The migrants have been on their boat or camped at the dockside since October when they were intercepted by the Indonesian navy as they tried to reach northern Australia.
"The negotiations were tough but after our humane approaches they agreed to go," Sujatmiko, a foreign ministry official, said.
"I ask countries which think they can help them to come forward so their fates can be determined more quickly.
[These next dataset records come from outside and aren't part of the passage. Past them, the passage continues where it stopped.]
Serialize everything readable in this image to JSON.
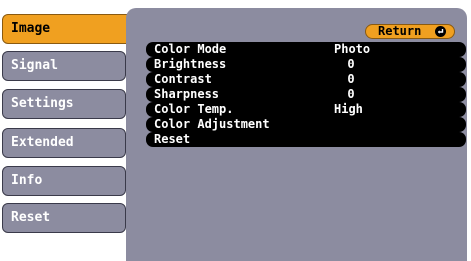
{
  "tabs": [
    {
      "label": "Image",
      "active": true
    },
    {
      "label": "Signal",
      "active": false
    },
    {
      "label": "Settings",
      "active": false
    },
    {
      "label": "Extended",
      "active": false
    },
    {
      "label": "Info",
      "active": false
    },
    {
      "label": "Reset",
      "active": false
    }
  ],
  "return_label": "Return",
  "menu": [
    {
      "label": "Color Mode",
      "value": "Photo"
    },
    {
      "label": "Brightness",
      "value": "0"
    },
    {
      "label": "Contrast",
      "value": "0"
    },
    {
      "label": "Sharpness",
      "value": "0"
    },
    {
      "label": "Color Temp.",
      "value": "High"
    },
    {
      "label": "Color Adjustment",
      "value": ""
    },
    {
      "label": "Reset",
      "value": ""
    }
  ],
  "colors": {
    "accent": "#f0a020",
    "tab_bg": "#8c8ca0",
    "row_bg": "#000000"
  }
}
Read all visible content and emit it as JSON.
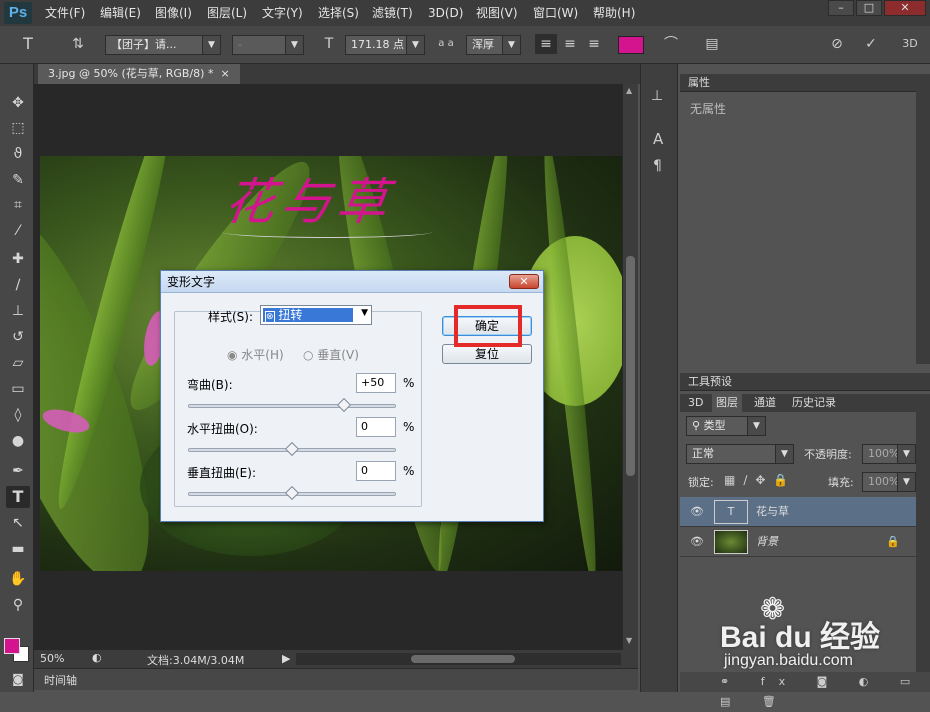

Hopefully the process will be smooth."
The group were expected to be taken to the Australian-funded Tanjung Pinang immigration detention centre on Bintan island, near Singapore, where their asylum claims will be assessed by the United Nations refugee agency.
Sara Nathan, a spokeswoman for the Global Tamil Forum, an organisation representing Tamils in 16 countries, said the migrants had basically been forced to leave the boat.
"They haven't been told exactly where they're going," she told Al Jazeera.
"We had arranged for legal aid to be present during the questioning and during the time that they will be transported but the legal aide was refused access.
"It is of concern that human rights have been violated in Indonesia and we're holding Australia responsible because they put them in that situation knowing Indonesia's record on human rights and Indonesia's treatment of refugees."
The migrants have said they are fleeing persecution in Sri Lanka following the end of the country's civil war in May, and have been refusing to disembark until Australia grants them asylum.
But Australia earlier this month said it would temporarily stop processing asylum claims by Afghans and Sri Lankans in response to a sharp rise in the number of asylum seekers reaching its shores by boat.
Latif, a 21-year-old migrant, said he still wanted to go to Australia but knew it was impossible.
"After six months at the port, I don't wish to be here anymore. Life here is hard ... people keep falling sick," he told the AFP news agency.
"I don't want to stay in Indonesia ... finding work will be hard here. I also don't want to go back to Sri Lanka. There's nothing there for me, no house, nothing."